Hellenikon Metropolitan Park
View Gallery
Type
Public Works
Location
Hellinikon , Athens Old Airport, Athens
Type
2004
COMPETITION ORGANIZZER
Ministry of the Environment
PRIZE
Honorable Mention
HEAD ARCHITECT
AURELIO GALFETTI
ARCHITECTURE TEAM
Yiorgos Spiridonos - Deliyianni Natasha - Emmanouilidou Vassiliki - Gounaropoulou Despina - Katapodis Fanis -Leventis Panos - Bazos Petros
I Principles
The site provides a unique opportunity for an urgently needed enrichment and diversification of the metropolitan conglomeration’s urban character, an opportunity that should not be missed. Keeping this in mind as an initial statement, the metropolitan Park and adjoining urban developments proposed by this entry were conceived and designed with the following additional guiding principles:
I.1 The Park should respond concurrently in both the local as well as the regional scales. This will be achieved by means of incorporating existing and proposed landscapes, landmarks and constructions of varying sizes and references.

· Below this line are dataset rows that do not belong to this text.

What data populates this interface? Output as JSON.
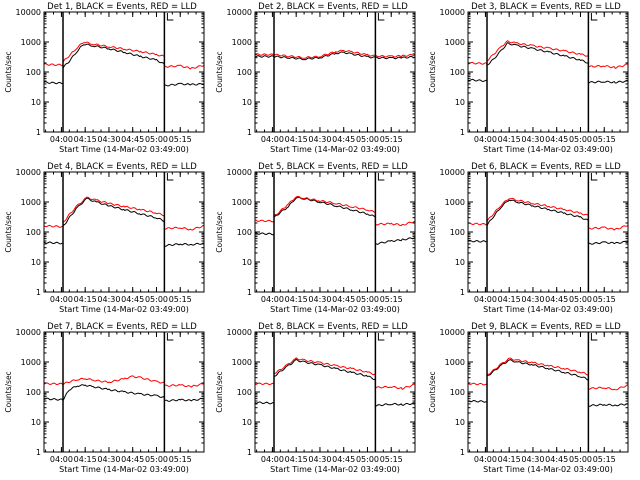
{
  "figure": {
    "background": "#ffffff",
    "axis_color": "#000000"
  },
  "chart_data": [
    {
      "type": "line",
      "title": "Det 1, BLACK = Events, RED = LLD",
      "xlabel": "Start Time (14-Mar-02 03:49:00)",
      "ylabel": "Counts/sec",
      "yscale": "log",
      "ylim": [
        1,
        10000
      ],
      "x_tick_labels": [
        "04:00",
        "04:15",
        "04:30",
        "04:45",
        "05:00",
        "05:15"
      ],
      "y_tick_labels": [
        "1",
        "10",
        "100",
        "1000",
        "10000"
      ],
      "grid": false,
      "legend": "in title",
      "marker_lines": [
        "04:01",
        "05:05"
      ],
      "xlim": [
        "03:49",
        "05:30"
      ],
      "series": [
        {
          "name": "BLACK = Events",
          "color": "#000000",
          "x": [
            "03:49",
            "04:01",
            "04:01",
            "04:05",
            "04:10",
            "04:14",
            "04:20",
            "04:30",
            "04:40",
            "04:50",
            "05:00",
            "05:05",
            "05:05",
            "05:15",
            "05:22",
            "05:30"
          ],
          "y": [
            45,
            42,
            140,
            230,
            500,
            850,
            750,
            600,
            450,
            330,
            250,
            180,
            35,
            40,
            38,
            40
          ]
        },
        {
          "name": "RED = LLD",
          "color": "#ff0000",
          "x": [
            "03:49",
            "04:01",
            "04:01",
            "04:05",
            "04:10",
            "04:14",
            "04:20",
            "04:30",
            "04:40",
            "04:50",
            "05:00",
            "05:05",
            "05:05",
            "05:15",
            "05:22",
            "05:30"
          ],
          "y": [
            180,
            170,
            220,
            350,
            650,
            1000,
            850,
            700,
            580,
            480,
            380,
            330,
            150,
            160,
            130,
            170
          ]
        }
      ]
    },
    {
      "type": "line",
      "title": "Det 2, BLACK = Events, RED = LLD",
      "xlabel": "Start Time (14-Mar-02 03:49:00)",
      "ylabel": "Counts/sec",
      "yscale": "log",
      "ylim": [
        1,
        10000
      ],
      "x_tick_labels": [
        "04:00",
        "04:15",
        "04:30",
        "04:45",
        "05:00",
        "05:15"
      ],
      "y_tick_labels": [
        "1",
        "10",
        "100",
        "1000",
        "10000"
      ],
      "grid": false,
      "legend": "in title",
      "marker_lines": [
        "04:01",
        "05:05"
      ],
      "xlim": [
        "03:49",
        "05:30"
      ],
      "series": [
        {
          "name": "BLACK = Events",
          "color": "#000000",
          "x": [
            "03:49",
            "04:01",
            "04:10",
            "04:20",
            "04:30",
            "04:40",
            "04:45",
            "04:50",
            "05:00",
            "05:05",
            "05:15",
            "05:22",
            "05:30"
          ],
          "y": [
            330,
            330,
            300,
            270,
            300,
            420,
            450,
            400,
            320,
            300,
            290,
            300,
            320
          ]
        },
        {
          "name": "RED = LLD",
          "color": "#ff0000",
          "x": [
            "03:49",
            "04:01",
            "04:10",
            "04:20",
            "04:30",
            "04:40",
            "04:45",
            "04:50",
            "05:00",
            "05:05",
            "05:15",
            "05:22",
            "05:30"
          ],
          "y": [
            380,
            380,
            340,
            300,
            330,
            480,
            520,
            470,
            370,
            340,
            330,
            340,
            380
          ]
        }
      ]
    },
    {
      "type": "line",
      "title": "Det 3, BLACK = Events, RED = LLD",
      "xlabel": "Start Time (14-Mar-02 03:49:00)",
      "ylabel": "Counts/sec",
      "yscale": "log",
      "ylim": [
        1,
        10000
      ],
      "x_tick_labels": [
        "04:00",
        "04:15",
        "04:30",
        "04:45",
        "05:00",
        "05:15"
      ],
      "y_tick_labels": [
        "1",
        "10",
        "100",
        "1000",
        "10000"
      ],
      "grid": false,
      "legend": "in title",
      "marker_lines": [
        "04:01",
        "05:05"
      ],
      "xlim": [
        "03:49",
        "05:30"
      ],
      "series": [
        {
          "name": "BLACK = Events",
          "color": "#000000",
          "x": [
            "03:49",
            "04:01",
            "04:01",
            "04:05",
            "04:10",
            "04:14",
            "04:20",
            "04:30",
            "04:40",
            "04:50",
            "05:00",
            "05:05",
            "05:05",
            "05:15",
            "05:22",
            "05:30"
          ],
          "y": [
            55,
            50,
            170,
            260,
            520,
            900,
            760,
            600,
            460,
            340,
            250,
            200,
            45,
            48,
            45,
            50
          ]
        },
        {
          "name": "RED = LLD",
          "color": "#ff0000",
          "x": [
            "03:49",
            "04:01",
            "04:01",
            "04:05",
            "04:10",
            "04:14",
            "04:20",
            "04:30",
            "04:40",
            "04:50",
            "05:00",
            "05:05",
            "05:05",
            "05:15",
            "05:22",
            "05:30"
          ],
          "y": [
            200,
            190,
            240,
            380,
            700,
            1050,
            900,
            750,
            620,
            500,
            390,
            340,
            150,
            160,
            140,
            180
          ]
        }
      ]
    },
    {
      "type": "line",
      "title": "Det 4, BLACK = Events, RED = LLD",
      "xlabel": "Start Time (14-Mar-02 03:49:00)",
      "ylabel": "Counts/sec",
      "yscale": "log",
      "ylim": [
        1,
        10000
      ],
      "x_tick_labels": [
        "04:00",
        "04:15",
        "04:30",
        "04:45",
        "05:00",
        "05:15"
      ],
      "y_tick_labels": [
        "1",
        "10",
        "100",
        "1000",
        "10000"
      ],
      "grid": false,
      "legend": "in title",
      "marker_lines": [
        "04:01",
        "05:05"
      ],
      "xlim": [
        "03:49",
        "05:30"
      ],
      "series": [
        {
          "name": "BLACK = Events",
          "color": "#000000",
          "x": [
            "03:49",
            "04:01",
            "04:01",
            "04:05",
            "04:10",
            "04:16",
            "04:22",
            "04:30",
            "04:40",
            "04:50",
            "05:00",
            "05:05",
            "05:05",
            "05:15",
            "05:22",
            "05:30"
          ],
          "y": [
            45,
            42,
            150,
            300,
            650,
            1300,
            1000,
            750,
            550,
            400,
            300,
            230,
            35,
            40,
            38,
            42
          ]
        },
        {
          "name": "RED = LLD",
          "color": "#ff0000",
          "x": [
            "03:49",
            "04:01",
            "04:01",
            "04:05",
            "04:10",
            "04:16",
            "04:22",
            "04:30",
            "04:40",
            "04:50",
            "05:00",
            "05:05",
            "05:05",
            "05:15",
            "05:22",
            "05:30"
          ],
          "y": [
            160,
            150,
            200,
            380,
            750,
            1400,
            1150,
            900,
            700,
            560,
            430,
            360,
            130,
            140,
            120,
            160
          ]
        }
      ]
    },
    {
      "type": "line",
      "title": "Det 5, BLACK = Events, RED = LLD",
      "xlabel": "Start Time (14-Mar-02 03:49:00)",
      "ylabel": "Counts/sec",
      "yscale": "log",
      "ylim": [
        1,
        10000
      ],
      "x_tick_labels": [
        "04:00",
        "04:15",
        "04:30",
        "04:45",
        "05:00",
        "05:15"
      ],
      "y_tick_labels": [
        "1",
        "10",
        "100",
        "1000",
        "10000"
      ],
      "grid": false,
      "legend": "in title",
      "marker_lines": [
        "04:01",
        "05:05"
      ],
      "xlim": [
        "03:49",
        "05:30"
      ],
      "series": [
        {
          "name": "BLACK = Events",
          "color": "#000000",
          "x": [
            "03:49",
            "04:01",
            "04:01",
            "04:05",
            "04:10",
            "04:15",
            "04:20",
            "04:30",
            "04:40",
            "04:50",
            "05:00",
            "05:05",
            "05:05",
            "05:15",
            "05:22",
            "05:30"
          ],
          "y": [
            90,
            85,
            300,
            450,
            700,
            1400,
            1300,
            1000,
            750,
            550,
            400,
            320,
            40,
            50,
            55,
            65
          ]
        },
        {
          "name": "RED = LLD",
          "color": "#ff0000",
          "x": [
            "03:49",
            "04:01",
            "04:01",
            "04:05",
            "04:10",
            "04:15",
            "04:20",
            "04:30",
            "04:40",
            "04:50",
            "05:00",
            "05:05",
            "05:05",
            "05:15",
            "05:22",
            "05:30"
          ],
          "y": [
            240,
            230,
            330,
            500,
            850,
            1500,
            1350,
            1100,
            900,
            700,
            550,
            450,
            180,
            190,
            170,
            230
          ]
        }
      ]
    },
    {
      "type": "line",
      "title": "Det 6, BLACK = Events, RED = LLD",
      "xlabel": "Start Time (14-Mar-02 03:49:00)",
      "ylabel": "Counts/sec",
      "yscale": "log",
      "ylim": [
        1,
        10000
      ],
      "x_tick_labels": [
        "04:00",
        "04:15",
        "04:30",
        "04:45",
        "05:00",
        "05:15"
      ],
      "y_tick_labels": [
        "1",
        "10",
        "100",
        "1000",
        "10000"
      ],
      "grid": false,
      "legend": "in title",
      "marker_lines": [
        "04:01",
        "05:05"
      ],
      "xlim": [
        "03:49",
        "05:30"
      ],
      "series": [
        {
          "name": "BLACK = Events",
          "color": "#000000",
          "x": [
            "03:49",
            "04:01",
            "04:01",
            "04:05",
            "04:10",
            "04:15",
            "04:20",
            "04:30",
            "04:40",
            "04:50",
            "05:00",
            "05:05",
            "05:05",
            "05:15",
            "05:22",
            "05:30"
          ],
          "y": [
            50,
            48,
            170,
            320,
            700,
            1200,
            1000,
            750,
            560,
            420,
            310,
            240,
            40,
            45,
            42,
            48
          ]
        },
        {
          "name": "RED = LLD",
          "color": "#ff0000",
          "x": [
            "03:49",
            "04:01",
            "04:01",
            "04:05",
            "04:10",
            "04:15",
            "04:20",
            "04:30",
            "04:40",
            "04:50",
            "05:00",
            "05:05",
            "05:05",
            "05:15",
            "05:22",
            "05:30"
          ],
          "y": [
            190,
            180,
            230,
            400,
            800,
            1350,
            1150,
            900,
            720,
            560,
            420,
            350,
            130,
            140,
            120,
            170
          ]
        }
      ]
    },
    {
      "type": "line",
      "title": "Det 7, BLACK = Events, RED = LLD",
      "xlabel": "Start Time (14-Mar-02 03:49:00)",
      "ylabel": "Counts/sec",
      "yscale": "log",
      "ylim": [
        1,
        10000
      ],
      "x_tick_labels": [
        "04:00",
        "04:15",
        "04:30",
        "04:45",
        "05:00",
        "05:15"
      ],
      "y_tick_labels": [
        "1",
        "10",
        "100",
        "1000",
        "10000"
      ],
      "grid": false,
      "legend": "in title",
      "marker_lines": [
        "04:01",
        "05:05"
      ],
      "xlim": [
        "03:49",
        "05:30"
      ],
      "series": [
        {
          "name": "BLACK = Events",
          "color": "#000000",
          "x": [
            "03:49",
            "04:01",
            "04:05",
            "04:10",
            "04:15",
            "04:20",
            "04:30",
            "04:40",
            "04:50",
            "05:00",
            "05:05",
            "05:05",
            "05:15",
            "05:22",
            "05:30"
          ],
          "y": [
            60,
            55,
            120,
            160,
            170,
            150,
            120,
            100,
            85,
            75,
            65,
            50,
            55,
            52,
            60
          ]
        },
        {
          "name": "RED = LLD",
          "color": "#ff0000",
          "x": [
            "03:49",
            "04:01",
            "04:05",
            "04:10",
            "04:15",
            "04:20",
            "04:30",
            "04:40",
            "04:45",
            "04:50",
            "05:00",
            "05:05",
            "05:05",
            "05:15",
            "05:22",
            "05:30"
          ],
          "y": [
            190,
            185,
            220,
            260,
            280,
            250,
            210,
            280,
            330,
            300,
            220,
            200,
            160,
            170,
            150,
            190
          ]
        }
      ]
    },
    {
      "type": "line",
      "title": "Det 8, BLACK = Events, RED = LLD",
      "xlabel": "Start Time (14-Mar-02 03:49:00)",
      "ylabel": "Counts/sec",
      "yscale": "log",
      "ylim": [
        1,
        10000
      ],
      "x_tick_labels": [
        "04:00",
        "04:15",
        "04:30",
        "04:45",
        "05:00",
        "05:15"
      ],
      "y_tick_labels": [
        "1",
        "10",
        "100",
        "1000",
        "10000"
      ],
      "grid": false,
      "legend": "in title",
      "marker_lines": [
        "04:01",
        "05:05"
      ],
      "xlim": [
        "03:49",
        "05:30"
      ],
      "series": [
        {
          "name": "BLACK = Events",
          "color": "#000000",
          "x": [
            "03:49",
            "04:01",
            "04:01",
            "04:05",
            "04:10",
            "04:15",
            "04:20",
            "04:30",
            "04:40",
            "04:50",
            "05:00",
            "05:05",
            "05:05",
            "05:15",
            "05:22",
            "05:30"
          ],
          "y": [
            45,
            42,
            330,
            480,
            750,
            1150,
            1000,
            800,
            600,
            450,
            340,
            260,
            35,
            40,
            38,
            42
          ]
        },
        {
          "name": "RED = LLD",
          "color": "#ff0000",
          "x": [
            "03:49",
            "04:01",
            "04:01",
            "04:05",
            "04:10",
            "04:15",
            "04:20",
            "04:30",
            "04:40",
            "04:50",
            "05:00",
            "05:05",
            "05:05",
            "05:15",
            "05:22",
            "05:30"
          ],
          "y": [
            190,
            185,
            420,
            550,
            850,
            1300,
            1150,
            950,
            750,
            600,
            460,
            380,
            140,
            150,
            130,
            180
          ]
        }
      ]
    },
    {
      "type": "line",
      "title": "Det 9, BLACK = Events, RED = LLD",
      "xlabel": "Start Time (14-Mar-02 03:49:00)",
      "ylabel": "Counts/sec",
      "yscale": "log",
      "ylim": [
        1,
        10000
      ],
      "x_tick_labels": [
        "04:00",
        "04:15",
        "04:30",
        "04:45",
        "05:00",
        "05:15"
      ],
      "y_tick_labels": [
        "1",
        "10",
        "100",
        "1000",
        "10000"
      ],
      "grid": false,
      "legend": "in title",
      "marker_lines": [
        "04:01",
        "05:05"
      ],
      "xlim": [
        "03:49",
        "05:30"
      ],
      "series": [
        {
          "name": "BLACK = Events",
          "color": "#000000",
          "x": [
            "03:49",
            "04:01",
            "04:01",
            "04:05",
            "04:10",
            "04:15",
            "04:20",
            "04:30",
            "04:40",
            "04:50",
            "05:00",
            "05:05",
            "05:05",
            "05:15",
            "05:22",
            "05:30"
          ],
          "y": [
            50,
            48,
            330,
            480,
            780,
            1150,
            1000,
            800,
            600,
            450,
            330,
            260,
            35,
            38,
            36,
            40
          ]
        },
        {
          "name": "RED = LLD",
          "color": "#ff0000",
          "x": [
            "03:49",
            "04:01",
            "04:01",
            "04:05",
            "04:10",
            "04:15",
            "04:20",
            "04:30",
            "04:40",
            "04:50",
            "05:00",
            "05:05",
            "05:05",
            "05:15",
            "05:22",
            "05:30"
          ],
          "y": [
            190,
            180,
            360,
            520,
            850,
            1300,
            1150,
            950,
            750,
            600,
            460,
            380,
            130,
            140,
            120,
            170
          ]
        }
      ]
    }
  ]
}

I.2 The planted areas of the Park should include large elements of dense and tall green which will provide for small or large urban forest cores, as well as voids and openings of low brush to house multiple leisure and entertainment functions.
I.3The Park and the urban developments should be involved in a rhythmic, alternating and inter-penetrating relation which will unearth and reconfirm an existence of mutual co-dependence between natural and built environments.
II Design Concept
II.1 The Central Void
The existing eastern runway of the former Athens airport is retained as an open space and provides the primary spine of the scheme through its metamorphosis into a large pedestrian boulevard linking the northern neighborhoods with the golf course and the southern edges of the park.
The void acts as a sign of regional significance. It is a symbolic gesture which links disparate elements of the Athens basin both virtually, by providing a conceptual line of reference, as well as chronologically, by means of retaining the memory of the airport.
II.2 The Pine Forest
The primary landscape intervention of the proposal is the creation of a dense forest comprised of maritime pines. This forest becomes concurrently the main body of the metropolitan park and the living lung of southern Athens. The pine clusters unfold throughout the eastern area of the park, as well as along its western edge towards the seafront and the sailing center.
II.3 City and Park
The city and the park are involved in an interdependent relation: The congested urban landscape rediscovers in the park its necessary breathing and leisure space, while the substantial green areas of the proposal are brought to life and animated by the buildings and the people of the city that surround and use them. This relation is readily reflected in the design and geometry of the proposed developments and the limits of the park:
The urban developments take their defining street grids largely from their adjoining and respective existing fabric, and thus extend the urban landscape into the park. Forming distinct neighborhoods with varying urban character and densities, the urban developments interlock with areas of the park and thus leave wedges of greenery which penetrate back into the city itself.